We seek geodetic and geologic studies on plate motion, microplate motion, and their relation to elements in the deforming zones between the plates-faults, slip, great earthquakes, and mountains and rifts generated by active deformation. Important questions relevant to this session include: What fraction of plate motion is being taken up by elastic strain that will be released in earthquakes? What fraction is being taken up by permanent strain that is becoming part of the geologic record? Are deforming belts better described by microplates or by a homogeneous medium? Do estimates of plate motion from magnetic anomalies, transform azimuths, and earthquake slip vectors differ significantly from those from geodetic techniques, such as GPS, VLBI, SLR, and DORIS? We are interested in presentations using all types of data to constrain plate motions and deforming zones, not only geodetic data.

Sponsor: Geodesy
Conveners: Donald F. Argus (Donald.F.Argus@jpl.nasa.gov) and Jeffrey T. Freymueller (jeff.freymueller@gi.alaska.edu)

Session T06: "Seismic Fault Zone Rocks"

Exhumed faults provide important opportunities for extracting information on earthquake and fault mechanics (e.g., rupture geometries, operating stress field, earthquake energy budgets, etc.) by means of field studies, complementary to drilling projects of active faults, rock deformation experiments and seismology. Not all exhumed faults were necessarily seismic during their activity, and at present only tectonic pseudotachylytes (solidified friction-induced melts produced during seismic slip) are unambiguously recognized as the signature of ancient earthquakes in exhumed faults. However, the occurrence of pseudotachylytes is not as widespread as seismic activity in the Earth crust is. It follows that the interpretation of most fault zone assemblages (cataclasites, fault gouges, pulverized rocks, etc.) remains enigmatic. Which fault zone rocks other than pseudotachylytes have been produced during earthquakes? We welcome field, theoretical and experimental contributions focused on two broad problems: (i) discriminating fault zone rocks produced during earthquakes.
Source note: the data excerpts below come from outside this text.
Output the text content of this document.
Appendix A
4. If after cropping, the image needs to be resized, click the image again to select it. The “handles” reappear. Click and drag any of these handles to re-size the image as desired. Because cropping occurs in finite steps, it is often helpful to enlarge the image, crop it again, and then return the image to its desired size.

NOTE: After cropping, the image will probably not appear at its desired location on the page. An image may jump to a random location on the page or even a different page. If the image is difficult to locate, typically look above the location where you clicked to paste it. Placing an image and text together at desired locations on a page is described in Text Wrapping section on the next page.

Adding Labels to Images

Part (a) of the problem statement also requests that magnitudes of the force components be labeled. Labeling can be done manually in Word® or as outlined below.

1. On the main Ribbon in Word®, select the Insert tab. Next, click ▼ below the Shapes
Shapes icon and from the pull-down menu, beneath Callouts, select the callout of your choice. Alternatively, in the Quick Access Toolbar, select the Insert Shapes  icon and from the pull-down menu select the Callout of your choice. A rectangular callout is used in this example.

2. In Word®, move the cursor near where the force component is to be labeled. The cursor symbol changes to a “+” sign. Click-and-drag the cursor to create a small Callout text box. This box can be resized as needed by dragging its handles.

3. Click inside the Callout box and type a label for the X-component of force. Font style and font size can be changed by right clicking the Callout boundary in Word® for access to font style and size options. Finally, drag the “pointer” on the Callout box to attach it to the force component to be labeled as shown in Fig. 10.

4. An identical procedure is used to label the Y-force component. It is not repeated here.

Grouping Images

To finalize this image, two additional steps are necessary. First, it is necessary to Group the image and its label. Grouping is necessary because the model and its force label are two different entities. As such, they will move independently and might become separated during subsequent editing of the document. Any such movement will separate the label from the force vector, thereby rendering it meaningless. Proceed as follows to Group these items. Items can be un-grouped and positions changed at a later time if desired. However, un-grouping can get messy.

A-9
What are the microstructural, chemical, physical, and mineralogical features that can help discriminate rocks produced during seismic vs. aseismic slip? (ii) The problem of learning about earthquake mechanics from seismic fault zone rocks. For example, how do rocks record the stress and heat pulses typical of earthquakes?

Conveners: Giulio Di Toro, Yehuda Ben-Zion, Karen Mair, Chris Marone
Invited speakers: Stefan Nielsen, Tom Rockwell, Steve Hickman, Takehiro Hirose

Session S16: "Crust and Upper Mantle Structural Models beneath the Central and Eastern US"

The 1811-1812 New Madrid series of earthquakes occurred in a relatively unpopulated region of the central United States between Memphis and St. Louis and were felt over most of the central and eastern United States and some parts of Canada, a felt area nearly 20 times larger than the area impacted by the similarly sized 1906 San Francisco earthquake. A better understanding of the temporal and spatial distribution of shaking and damage from St. Louis to Memphis that accompanied the great 1811-1812 earthquakes and other historic events, will reduce uncertainty about potential damage from similar earthquakes as well as provide the public with a provocative view of the potential impact of a recurrence of these events. In order to perform realistic computer simulations of such earthquakes and assess seismic hazard, updated comprehensive and detailed structural models are needed for the region. This session seeks contributions that constrain the lithologic, tectonic, geophysical and geotechnical structure of the Central United States lithosphere. Contributions that address solutions to complications arising from attempts to image within and beneath thick sedimentary basins are particularly encouraged.